Le cancer a récidivé en 2017 et on lui a annoncé que sa maladie était incurable, un cancer du sein métastatique de stade 4.

Depuis, les médecins ont découvert des métastases au cerveau et aux poumons.

La semaine prochaine, elle devra subir de la radiochirurgie, à savoir de la radiothérapie ciblée, pour la seule métastase sur trente qui lui reste au cerveau.

«Le réseau (amis et famille plus éloignée) est là, au début, mais après on se ramasse seule. Tout le monde est là pour envoyer des petits bonshommes qui pleurent, des petits bonshommes qui sourient. Pendant ce temps, la réalité est que tu as un pouce de bonnes nouvelles, pour un pied de mauvaises nouvelles», déplore l’ancienne travailleuse sociale.

Urgence d’agir

Même si elle peut rencontrer son spécialiste en oncologie et faire de la chimiothérapie à Matane, dans le Bas-Saint-Laurent, elle doit se déplacer loin de chez elle pour tous les soins médicaux plus pointus.

Elle va à Rimouski trois à quatre fois par mois et doit passer la prochaine semaine à Québec.
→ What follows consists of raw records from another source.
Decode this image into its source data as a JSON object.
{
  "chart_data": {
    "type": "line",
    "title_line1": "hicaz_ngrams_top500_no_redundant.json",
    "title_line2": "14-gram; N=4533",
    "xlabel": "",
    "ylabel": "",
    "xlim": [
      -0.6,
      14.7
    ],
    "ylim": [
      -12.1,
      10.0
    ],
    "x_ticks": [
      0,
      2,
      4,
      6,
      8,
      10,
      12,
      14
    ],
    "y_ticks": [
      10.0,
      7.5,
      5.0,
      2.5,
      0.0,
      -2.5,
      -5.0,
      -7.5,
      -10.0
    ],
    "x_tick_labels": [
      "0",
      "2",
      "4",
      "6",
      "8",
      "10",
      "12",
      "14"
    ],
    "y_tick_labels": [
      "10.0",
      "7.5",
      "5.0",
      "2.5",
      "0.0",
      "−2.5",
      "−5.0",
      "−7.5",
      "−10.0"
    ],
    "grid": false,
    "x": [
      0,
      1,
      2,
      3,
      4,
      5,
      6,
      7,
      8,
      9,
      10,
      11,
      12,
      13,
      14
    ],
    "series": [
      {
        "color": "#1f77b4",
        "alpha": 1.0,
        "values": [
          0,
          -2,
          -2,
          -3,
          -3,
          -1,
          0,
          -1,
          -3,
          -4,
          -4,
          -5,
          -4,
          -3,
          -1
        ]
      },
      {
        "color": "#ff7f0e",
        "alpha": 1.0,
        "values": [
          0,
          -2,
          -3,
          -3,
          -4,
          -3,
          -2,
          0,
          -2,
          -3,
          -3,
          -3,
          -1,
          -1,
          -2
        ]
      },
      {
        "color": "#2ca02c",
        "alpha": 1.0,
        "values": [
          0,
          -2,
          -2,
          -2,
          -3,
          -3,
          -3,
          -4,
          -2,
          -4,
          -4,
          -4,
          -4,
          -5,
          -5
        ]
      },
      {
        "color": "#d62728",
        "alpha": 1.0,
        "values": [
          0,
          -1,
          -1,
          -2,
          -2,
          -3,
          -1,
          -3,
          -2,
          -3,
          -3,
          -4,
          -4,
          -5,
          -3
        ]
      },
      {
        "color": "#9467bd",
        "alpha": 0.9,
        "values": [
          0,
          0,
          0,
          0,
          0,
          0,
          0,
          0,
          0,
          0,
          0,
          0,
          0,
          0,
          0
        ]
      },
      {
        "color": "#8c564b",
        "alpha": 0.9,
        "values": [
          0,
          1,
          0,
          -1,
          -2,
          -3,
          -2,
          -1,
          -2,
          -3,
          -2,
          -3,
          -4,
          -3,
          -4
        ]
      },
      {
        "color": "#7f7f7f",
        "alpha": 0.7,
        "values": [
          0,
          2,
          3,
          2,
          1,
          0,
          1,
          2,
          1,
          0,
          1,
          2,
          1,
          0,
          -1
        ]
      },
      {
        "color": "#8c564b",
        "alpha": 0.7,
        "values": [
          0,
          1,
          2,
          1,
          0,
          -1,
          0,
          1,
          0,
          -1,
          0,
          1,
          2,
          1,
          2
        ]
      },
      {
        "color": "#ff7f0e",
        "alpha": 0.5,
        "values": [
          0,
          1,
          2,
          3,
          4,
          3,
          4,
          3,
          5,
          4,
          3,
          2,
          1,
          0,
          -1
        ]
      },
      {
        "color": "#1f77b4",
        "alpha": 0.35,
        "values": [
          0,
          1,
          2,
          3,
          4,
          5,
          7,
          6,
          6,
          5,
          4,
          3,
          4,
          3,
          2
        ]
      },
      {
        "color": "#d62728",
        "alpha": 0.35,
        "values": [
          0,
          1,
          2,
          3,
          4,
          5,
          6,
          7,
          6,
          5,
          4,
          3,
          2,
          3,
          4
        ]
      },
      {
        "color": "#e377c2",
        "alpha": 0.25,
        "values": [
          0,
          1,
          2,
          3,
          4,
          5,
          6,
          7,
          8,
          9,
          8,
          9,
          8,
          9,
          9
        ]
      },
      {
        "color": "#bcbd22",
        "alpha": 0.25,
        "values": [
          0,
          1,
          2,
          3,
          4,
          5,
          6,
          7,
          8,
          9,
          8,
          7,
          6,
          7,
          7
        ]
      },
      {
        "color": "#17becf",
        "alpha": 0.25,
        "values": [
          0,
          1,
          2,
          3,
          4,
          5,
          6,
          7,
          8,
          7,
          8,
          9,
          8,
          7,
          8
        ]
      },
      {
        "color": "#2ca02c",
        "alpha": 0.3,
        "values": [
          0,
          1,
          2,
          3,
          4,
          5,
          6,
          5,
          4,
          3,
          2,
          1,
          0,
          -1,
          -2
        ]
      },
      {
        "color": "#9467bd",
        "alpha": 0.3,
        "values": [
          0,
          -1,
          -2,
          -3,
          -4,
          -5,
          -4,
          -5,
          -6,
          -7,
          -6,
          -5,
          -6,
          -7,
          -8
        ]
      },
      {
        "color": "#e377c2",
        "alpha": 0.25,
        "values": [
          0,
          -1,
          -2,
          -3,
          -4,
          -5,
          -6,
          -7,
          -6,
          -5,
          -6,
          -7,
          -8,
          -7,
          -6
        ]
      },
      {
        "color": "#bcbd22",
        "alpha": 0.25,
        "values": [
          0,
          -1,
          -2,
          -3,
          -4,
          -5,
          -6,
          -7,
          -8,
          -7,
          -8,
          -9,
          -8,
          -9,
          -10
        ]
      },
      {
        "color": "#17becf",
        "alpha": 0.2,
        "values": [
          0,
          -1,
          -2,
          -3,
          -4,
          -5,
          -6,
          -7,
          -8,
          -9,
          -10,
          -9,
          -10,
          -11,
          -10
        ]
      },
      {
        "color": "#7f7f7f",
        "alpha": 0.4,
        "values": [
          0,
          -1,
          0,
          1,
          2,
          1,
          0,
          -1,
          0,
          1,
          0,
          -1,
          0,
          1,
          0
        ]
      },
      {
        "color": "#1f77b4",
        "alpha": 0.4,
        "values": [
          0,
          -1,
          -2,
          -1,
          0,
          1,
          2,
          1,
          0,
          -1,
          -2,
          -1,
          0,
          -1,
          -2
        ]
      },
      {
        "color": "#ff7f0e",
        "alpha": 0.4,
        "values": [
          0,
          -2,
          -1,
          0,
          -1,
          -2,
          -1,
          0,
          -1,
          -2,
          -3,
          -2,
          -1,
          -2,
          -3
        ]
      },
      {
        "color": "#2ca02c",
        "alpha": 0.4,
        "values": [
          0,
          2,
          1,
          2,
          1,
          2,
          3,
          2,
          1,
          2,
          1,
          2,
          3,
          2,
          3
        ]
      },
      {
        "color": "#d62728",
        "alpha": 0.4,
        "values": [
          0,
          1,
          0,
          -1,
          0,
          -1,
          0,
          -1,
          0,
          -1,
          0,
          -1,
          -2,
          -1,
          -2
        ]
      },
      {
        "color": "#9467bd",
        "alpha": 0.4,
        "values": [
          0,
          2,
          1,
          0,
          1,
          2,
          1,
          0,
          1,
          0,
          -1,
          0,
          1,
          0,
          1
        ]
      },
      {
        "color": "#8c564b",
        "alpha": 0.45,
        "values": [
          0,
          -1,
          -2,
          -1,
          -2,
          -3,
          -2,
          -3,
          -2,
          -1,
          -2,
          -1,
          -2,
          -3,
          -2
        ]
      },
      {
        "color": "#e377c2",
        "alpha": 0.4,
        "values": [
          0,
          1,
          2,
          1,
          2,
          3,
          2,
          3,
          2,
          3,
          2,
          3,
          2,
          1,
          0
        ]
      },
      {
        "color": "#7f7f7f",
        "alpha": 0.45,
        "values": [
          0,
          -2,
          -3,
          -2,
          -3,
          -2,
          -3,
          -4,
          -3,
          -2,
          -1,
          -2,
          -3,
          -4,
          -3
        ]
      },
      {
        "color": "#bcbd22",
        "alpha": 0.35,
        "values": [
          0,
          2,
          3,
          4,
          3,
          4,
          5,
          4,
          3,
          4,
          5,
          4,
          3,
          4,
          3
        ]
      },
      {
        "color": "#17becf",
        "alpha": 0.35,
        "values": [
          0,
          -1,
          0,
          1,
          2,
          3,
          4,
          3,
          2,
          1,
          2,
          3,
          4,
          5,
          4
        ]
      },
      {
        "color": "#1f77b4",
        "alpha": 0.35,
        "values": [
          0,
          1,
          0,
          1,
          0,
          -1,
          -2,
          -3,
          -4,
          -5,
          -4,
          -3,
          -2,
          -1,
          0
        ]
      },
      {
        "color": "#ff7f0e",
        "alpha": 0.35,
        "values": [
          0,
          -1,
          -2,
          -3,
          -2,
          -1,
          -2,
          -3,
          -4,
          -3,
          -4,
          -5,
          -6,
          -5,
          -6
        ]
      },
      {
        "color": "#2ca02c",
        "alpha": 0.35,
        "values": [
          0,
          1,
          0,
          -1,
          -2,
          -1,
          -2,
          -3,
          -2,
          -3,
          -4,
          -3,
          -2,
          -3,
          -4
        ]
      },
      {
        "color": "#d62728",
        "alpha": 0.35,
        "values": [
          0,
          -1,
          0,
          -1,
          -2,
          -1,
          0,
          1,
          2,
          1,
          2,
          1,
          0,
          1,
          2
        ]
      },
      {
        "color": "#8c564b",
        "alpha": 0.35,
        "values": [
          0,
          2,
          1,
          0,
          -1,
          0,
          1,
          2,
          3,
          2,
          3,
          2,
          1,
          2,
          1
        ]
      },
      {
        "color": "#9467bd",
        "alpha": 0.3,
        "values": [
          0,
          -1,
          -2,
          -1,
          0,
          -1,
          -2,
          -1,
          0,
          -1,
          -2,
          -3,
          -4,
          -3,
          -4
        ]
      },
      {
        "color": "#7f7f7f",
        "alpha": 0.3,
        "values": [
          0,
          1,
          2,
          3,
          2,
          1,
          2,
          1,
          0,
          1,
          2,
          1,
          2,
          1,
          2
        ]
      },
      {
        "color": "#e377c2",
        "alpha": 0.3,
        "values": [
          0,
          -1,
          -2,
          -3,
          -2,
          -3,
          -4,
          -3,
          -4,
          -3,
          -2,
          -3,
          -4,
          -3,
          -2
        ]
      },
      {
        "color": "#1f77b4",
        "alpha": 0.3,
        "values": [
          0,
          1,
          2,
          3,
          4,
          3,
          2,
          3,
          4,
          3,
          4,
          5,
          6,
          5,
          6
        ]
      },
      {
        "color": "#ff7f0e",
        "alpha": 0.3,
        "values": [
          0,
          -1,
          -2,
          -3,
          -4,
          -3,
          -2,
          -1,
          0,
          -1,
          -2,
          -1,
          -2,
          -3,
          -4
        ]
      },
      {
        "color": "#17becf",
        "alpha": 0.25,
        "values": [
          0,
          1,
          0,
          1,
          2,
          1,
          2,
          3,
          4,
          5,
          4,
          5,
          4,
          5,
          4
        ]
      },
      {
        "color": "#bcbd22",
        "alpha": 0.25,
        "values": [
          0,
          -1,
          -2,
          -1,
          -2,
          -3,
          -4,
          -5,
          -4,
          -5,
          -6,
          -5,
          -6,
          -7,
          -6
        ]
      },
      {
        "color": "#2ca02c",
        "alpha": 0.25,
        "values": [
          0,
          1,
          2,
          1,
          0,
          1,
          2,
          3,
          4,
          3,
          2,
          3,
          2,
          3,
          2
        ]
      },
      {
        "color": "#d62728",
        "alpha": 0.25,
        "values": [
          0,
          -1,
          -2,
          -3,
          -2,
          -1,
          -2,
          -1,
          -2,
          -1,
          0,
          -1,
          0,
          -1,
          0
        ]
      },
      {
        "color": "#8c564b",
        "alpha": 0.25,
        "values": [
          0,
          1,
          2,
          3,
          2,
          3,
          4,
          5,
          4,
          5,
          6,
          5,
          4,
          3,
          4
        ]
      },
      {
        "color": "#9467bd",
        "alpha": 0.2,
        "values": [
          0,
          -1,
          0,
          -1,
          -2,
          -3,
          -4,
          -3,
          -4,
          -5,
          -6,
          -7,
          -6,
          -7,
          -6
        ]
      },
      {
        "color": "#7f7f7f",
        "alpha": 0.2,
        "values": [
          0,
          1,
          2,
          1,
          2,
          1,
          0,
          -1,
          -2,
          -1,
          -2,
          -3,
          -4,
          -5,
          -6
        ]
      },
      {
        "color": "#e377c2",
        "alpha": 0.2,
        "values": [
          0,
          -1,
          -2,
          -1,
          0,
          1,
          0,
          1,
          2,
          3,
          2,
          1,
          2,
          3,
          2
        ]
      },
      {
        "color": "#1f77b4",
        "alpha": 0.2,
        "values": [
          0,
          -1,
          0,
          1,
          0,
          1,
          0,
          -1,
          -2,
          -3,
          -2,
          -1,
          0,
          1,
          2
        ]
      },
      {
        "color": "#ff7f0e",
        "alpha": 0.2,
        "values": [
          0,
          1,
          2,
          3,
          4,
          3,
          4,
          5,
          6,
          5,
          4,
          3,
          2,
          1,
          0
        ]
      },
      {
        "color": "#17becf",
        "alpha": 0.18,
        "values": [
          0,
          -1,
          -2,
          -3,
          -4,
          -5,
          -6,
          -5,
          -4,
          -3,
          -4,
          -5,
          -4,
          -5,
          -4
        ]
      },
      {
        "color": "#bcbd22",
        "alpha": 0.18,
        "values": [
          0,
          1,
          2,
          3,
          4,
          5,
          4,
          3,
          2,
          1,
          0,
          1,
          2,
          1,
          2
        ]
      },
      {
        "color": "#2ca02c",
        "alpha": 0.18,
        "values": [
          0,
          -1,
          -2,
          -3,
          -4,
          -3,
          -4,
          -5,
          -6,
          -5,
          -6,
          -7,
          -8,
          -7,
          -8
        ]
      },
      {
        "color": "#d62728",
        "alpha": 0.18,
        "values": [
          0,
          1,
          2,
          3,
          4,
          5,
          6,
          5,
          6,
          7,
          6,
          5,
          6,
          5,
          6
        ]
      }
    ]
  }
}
Avec comme seul revenu ses chèques de la Régie des rentes, elle dit manquer de moyens pour vivre ses derniers rêves.

Elle ignore s’il lui reste quelques mois ou cinq ans à vivre, mais avec les nouvelles des derniers jours, elle sent l’urgence d’agir.

«Ma liste de souhaits à réaliser, je l’avais faite avant le cancer. J’en ai coupé un peu depuis. Je veux vivre avant de ne plus vivre», dit-elle.

Caroline Gauthier a réalisé le rêve de se marier l’été dernier, mais elle souhaite aussi assister à un match de la WWE au premier rang, passer une nuit dans une suite luxueuse et chanter sur une scène en public, entre autres.